Rustock.C - kernel mode protector (short analysis)

In the past few weeks there have been many rumors about Rustock.C: many people have talked how hard it is to process, and many people have also complained about the uselessness of a replicant sample made publicly available (MD5 00430470e6754f082b6c2c19d022caea). Actually, I can definitely say that this sample is... very useful. With deep analysis we can obtain the proper decryption key within a few hours. In this short article I'll try to describe the whole protector:

• encryption
• compression
• imports rebuilding
• relocations handling
• anti-debug tricks

Layer L0

The Very first layer (L0) is rather easy, just a simple (probably polymorphic) decryptor without any magic ;-)

Layer L1

The proper protection layer (L1) starts immediately after the first decryptor. We can see complex flow obfuscation and the instructions are also obfuscated. It would be rather difficult to analyse it (statically or dynamically) without some kind of deobfuscation tool. I've started to write such a tool, and in fact it can handle the whole loader. Unfortunately, it is property of my company and it will stay private. The protected driver doesn't have an imports table: the functions required to obtain the base address of ntoskrnl.exe and to obtain addresses of imported functions are implemented by the author of the protector.

The following code is responsible for finding ntoskrnl in memory (a well known trick used by ring 3 packers).

seg000:00000261 mov eax, dword ptr fs:38

seg000:00000267 mov eax, [eax+4]

seg000:0000026D xor al, al

seg000:0000026F loc_26F:

seg000:0000026F sub eax, 100h

seg000:00000275 cmp word ptr [eax], 'ZM'

seg000:0000027A jnz loc_26F

seg000:00000280 mov bx, [eax+3Ch]

seg000:00000284

seg000:00000284 loc_284:

seg000:00000284 and ebx, 0FFFFh

seg000:0000028A cmp dword ptr [eax+ebx], 'EP'

seg000:00000291 jnz loc_26F

Imported functions are recognized by checksum value (another well known technique used by ring 3 packers).
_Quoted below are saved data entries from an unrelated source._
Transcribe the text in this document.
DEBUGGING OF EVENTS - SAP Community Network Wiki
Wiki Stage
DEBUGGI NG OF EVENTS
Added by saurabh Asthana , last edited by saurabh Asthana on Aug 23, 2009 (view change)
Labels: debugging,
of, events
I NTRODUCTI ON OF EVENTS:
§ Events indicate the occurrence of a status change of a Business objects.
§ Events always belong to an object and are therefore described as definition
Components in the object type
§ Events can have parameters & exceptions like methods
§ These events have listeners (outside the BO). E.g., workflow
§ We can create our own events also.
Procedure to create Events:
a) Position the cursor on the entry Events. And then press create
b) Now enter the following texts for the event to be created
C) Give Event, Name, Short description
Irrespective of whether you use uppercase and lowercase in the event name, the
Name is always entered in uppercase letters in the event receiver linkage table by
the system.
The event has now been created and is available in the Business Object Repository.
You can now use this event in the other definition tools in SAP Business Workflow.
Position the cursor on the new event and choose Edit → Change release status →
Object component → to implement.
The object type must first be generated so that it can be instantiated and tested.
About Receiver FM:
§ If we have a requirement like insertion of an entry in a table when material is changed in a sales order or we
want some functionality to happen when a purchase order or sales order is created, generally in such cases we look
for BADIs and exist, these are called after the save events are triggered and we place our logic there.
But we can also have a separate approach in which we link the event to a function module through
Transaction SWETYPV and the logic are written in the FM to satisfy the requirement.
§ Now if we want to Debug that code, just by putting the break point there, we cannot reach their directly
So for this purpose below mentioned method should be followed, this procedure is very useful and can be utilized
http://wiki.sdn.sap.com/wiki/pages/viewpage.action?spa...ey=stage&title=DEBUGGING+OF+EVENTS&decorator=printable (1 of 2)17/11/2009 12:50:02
A checksum is calculated for each function with this simple algorithm:

DWORD importCRC(char* impName)

{

    int i = 0;

    DWORD res = 0;

    while (impName[i])

    {

        res ^= impName[i];

        res = ROL(res, impName[i]);

        i++;

    }

    return res;

}

In fact, layer L1 uses two functions:

CRC - Function Name

--------------------------------------

9530E67B - NtQuerySystemInformation

E84C9117 - ExAllocatePoolWithQuotaTag

NtQuerySystemInformation is used with SystemModuleInformation to obtain the base of the second module on the ModuleList (this value will be used during imports rebuilding):

seg000:000002B5 lea esi, [ebp+var_400]

seg000:000002BB push 0

seg000:000002C0 push 400h

seg000:000002C5 push esi

seg000:000002C6 push 0Bh ; SystemModuleInformation

seg000:000002CB call eax ; NtQuerySystemInformation

seg000:000002CD mov eax, [esi+128h]

Layer L1 is responsible only for searching the kernel in memory, allocating new memory and copying almost the entire body of the rootkit to the new memory buffer.

Layer L2

This is the last layer, it is responsible for decryption, decompression, imports rebuilding and relocation handling. The whole protection scheme is based on this encrypted structure:

0. 335CB51A -> 6604D5BF -> 00000000 - third part of encryption key

1. 37E5B20D -> 660095BF -> 00044000 - size of module in memory

2. 18CC8110 -> 6604D5BA -> 00000005 - number of sections

3. 8C0C7587 -> 6604D5EF -> 00000050 - relative address of relocations

4. 4FAEFB07 -> 7ECA0C70 -> 18CED9CF - relocations encryption key

5. 988E29AD -> 6604F403 -> 000021BC - number of relocations

6. 3701ACDF -> 660452FF -> 00008740 - relative address of imports

7. 35EE9C52 -> 72E26C3B -> 14E6B984 - imports encryption key

8. 88003930 -> 6604D5C8 -> 00000077 - number of imported functions

9. 6A47721F -> 6605D434 -> 0001018B - original driver entry point

10. F89490DA -> 6604C5BF -> 00001000 - relative address of first section (in new buffer)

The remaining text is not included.